Services rendered by residents in PATH (physicians at teaching hospitals) settings are decidedly circumscribed, even in straightforward circumstances. Documentation rules govern both E/M services and other procedures or services, with variations in each case.
The ED attending "can't just use a little formula statement saying, 'I was present for the key portion,' " Blakeman says. Without explicit, case-specific statements, the coder needs to send the chart back to the attending physician and ask for the key portion.
As long as the ED physician documents and supervises the procedure and there is no orthopedic attending physician present the ED physician is completely justified in billing for supervising this event.
Scenario: The ED at Thomas Jefferson supports a hand surgery team that attracts surgery fellows from all over the world. They are typically requested to participate in complicated re-implantation surgeries for hand crush injuries. There is not always an attending physician from surgery or orthopedics present when residents are performing the surgery.
"Even though they've been practicing for 30 years and are licensed, the fellows are participating in a teaching physician program and are getting federal money for their fellowship," Blakeman says.

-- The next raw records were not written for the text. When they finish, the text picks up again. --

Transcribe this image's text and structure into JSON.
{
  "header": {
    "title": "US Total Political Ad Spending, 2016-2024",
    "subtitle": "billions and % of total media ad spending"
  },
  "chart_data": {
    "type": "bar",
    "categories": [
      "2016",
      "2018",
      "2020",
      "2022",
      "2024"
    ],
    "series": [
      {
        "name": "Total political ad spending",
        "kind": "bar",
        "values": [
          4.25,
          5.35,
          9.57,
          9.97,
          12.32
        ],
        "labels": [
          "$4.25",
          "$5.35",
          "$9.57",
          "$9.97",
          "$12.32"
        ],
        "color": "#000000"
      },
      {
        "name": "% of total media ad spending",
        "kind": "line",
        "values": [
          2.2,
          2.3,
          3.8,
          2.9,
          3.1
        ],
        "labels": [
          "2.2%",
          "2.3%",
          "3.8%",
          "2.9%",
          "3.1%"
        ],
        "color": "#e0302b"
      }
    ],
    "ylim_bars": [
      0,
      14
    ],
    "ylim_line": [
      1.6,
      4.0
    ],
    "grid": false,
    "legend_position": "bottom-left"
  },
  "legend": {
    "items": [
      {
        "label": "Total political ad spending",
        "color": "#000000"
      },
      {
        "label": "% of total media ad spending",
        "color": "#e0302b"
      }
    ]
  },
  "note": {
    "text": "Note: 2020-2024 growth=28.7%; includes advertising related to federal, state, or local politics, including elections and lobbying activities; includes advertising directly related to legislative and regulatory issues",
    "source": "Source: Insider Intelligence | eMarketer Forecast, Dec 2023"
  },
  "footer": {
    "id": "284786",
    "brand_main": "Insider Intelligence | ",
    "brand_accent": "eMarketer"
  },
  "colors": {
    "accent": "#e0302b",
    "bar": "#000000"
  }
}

In theory, as long as the ED attending meets Medicare PATH documentation and performance standards, he or she may bill for supervising complex services performed by GME fellows. However, this example serves to illustrate further that ED physicians should only bill for procedures they are qualified to perform. Where physicians draw the line tends to be an individual decision, and coders need to know their ED's preferences and policies to record resident services from outside departments with confidence and accuracy.